Much of Long Island City has been rezoned over the last three decades, but those plans have not included the 54-block area. The latest rezoning allows more residential, as well as retail and light-industrial use, in an area zoned for low- and medium-density manufacturing.
The rezoning includes city-owned sites at 44-36 Vernon Boulevard, 44-59 45th Avenue and 4-99 44th Drive, which will be transferred to developers.
The sites were once envisioned as part of Amazon’s new headquarters, before the tech giant abandoned those plans in February 2019.
Thursday marks the seven-year anniversary of Amazon announcing that it had selected Long Island City as one of the two locations where it would build a new headquarters.
During a press conference ahead of Wednesday’s vote, Won noted the anniversary (though she appeared to mix it up with the date Amazon pulled out of these plans).
“Instead of a $3 billion handout to a corporation like Amazon HQ2, we’re now receiving $2 billion in investment,” she said.
The rezoning is the fifth neighborhood rezoning to be approved under the Adams administration, following Jamaica, Midtown South, Atlantic Avenue and areas around four planned Metro-North stations in the Bronx.
The Council’s vote comes after New Yorkers approved ballot measures that will change how certain housing projects are approved. Some projects will be able to bypass City Council review, while a newly-created appeals board can reverse the Council’s rejection of other housing projects.
Council leaders opposed the measures, arguing that they deny local members the ability to negotiate on behalf of their communities. Won has pointed to City Hall’s financial commitment as evidence that local members are key to securing benefits for their constituents.

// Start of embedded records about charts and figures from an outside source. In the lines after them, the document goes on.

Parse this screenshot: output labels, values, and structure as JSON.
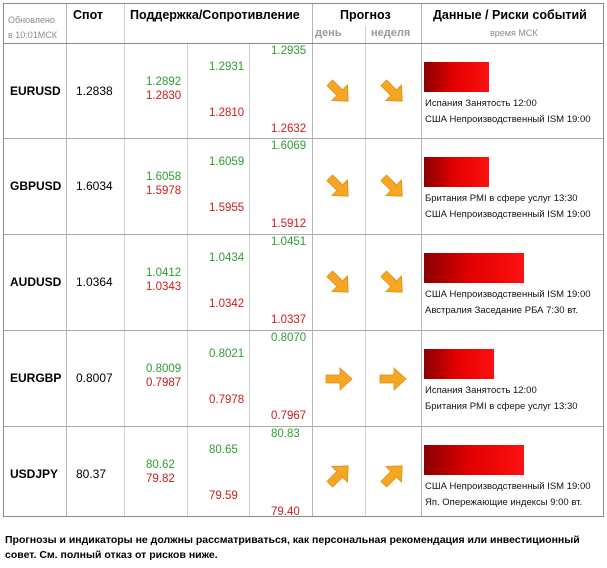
{
  "header": {
    "updated_label": "Обновлено",
    "updated_time": "в 10:01МСК",
    "spot": "Спот",
    "support_resistance": "Поддержка/Сопротивление",
    "forecast": "Прогноз",
    "day": "день",
    "week": "неделя",
    "events": "Данные / Риски событий",
    "events_time": "время МСК"
  },
  "rows": [
    {
      "pair": "EURUSD",
      "spot": "1.2838",
      "s1_up": "1.2892",
      "s1_dn": "1.2830",
      "s2_up": "1.2931",
      "s2_dn": "1.2810",
      "s3_up": "1.2935",
      "s3_dn": "1.2632",
      "day_dir": "down-right",
      "week_dir": "down-right",
      "risk_level": 0.65,
      "event1": "Испания Занятость 12:00",
      "event2": "США Непроизводственный ISM 19:00"
    },
    {
      "pair": "GBPUSD",
      "spot": "1.6034",
      "s1_up": "1.6058",
      "s1_dn": "1.5978",
      "s2_up": "1.6059",
      "s2_dn": "1.5955",
      "s3_up": "1.6069",
      "s3_dn": "1.5912",
      "day_dir": "down-right",
      "week_dir": "down-right",
      "risk_level": 0.65,
      "event1": "Британия PMI в сфере услуг 13:30",
      "event2": "США Непроизводственный ISM 19:00"
    },
    {
      "pair": "AUDUSD",
      "spot": "1.0364",
      "s1_up": "1.0412",
      "s1_dn": "1.0343",
      "s2_up": "1.0434",
      "s2_dn": "1.0342",
      "s3_up": "1.0451",
      "s3_dn": "1.0337",
      "day_dir": "down-right",
      "week_dir": "down-right",
      "risk_level": 1.0,
      "event1": "США Непроизводственный ISM 19:00",
      "event2": "Австралия Заседание РБА 7:30 вт."
    },
    {
      "pair": "EURGBP",
      "spot": "0.8007",
      "s1_up": "0.8009",
      "s1_dn": "0.7987",
      "s2_up": "0.8021",
      "s2_dn": "0.7978",
      "s3_up": "0.8070",
      "s3_dn": "0.7967",
      "day_dir": "right",
      "week_dir": "right",
      "risk_level": 0.7,
      "event1": "Испания Занятость 12:00",
      "event2": "Британия PMI в сфере услуг 13:30"
    },
    {
      "pair": "USDJPY",
      "spot": "80.37",
      "s1_up": "80.62",
      "s1_dn": "79.82",
      "s2_up": "80.65",
      "s2_dn": "79.59",
      "s3_up": "80.83",
      "s3_dn": "79.40",
      "day_dir": "up-right",
      "week_dir": "up-right",
      "risk_level": 1.0,
      "event1": "США Непроизводственный ISM 19:00",
      "event2": "Яп. Опережающие индексы 9:00 вт."
    }
  ],
  "disclaimer": "Прогнозы и индикаторы не должны рассматриваться, как персональная рекомендация или инвестиционный совет. См. полный отказ от рисков ниже.",
  "colors": {
    "support": "#2e9e2e",
    "resistance": "#d11a1a",
    "arrow": "#f5a623",
    "risk_bar": "#e10000"
  }
}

If the newly-approved ballot measures had been in place before the Council voted on the Long Island City rezoning, only one would have potentially applied. That measure creates a three-person appeals board that can reverse the Council’s rejection of land-use applications that would create affordable housing.
It remains to be seen how drastically these measures change the city’s land-use review process and how they are implemented by the next mayoral administration.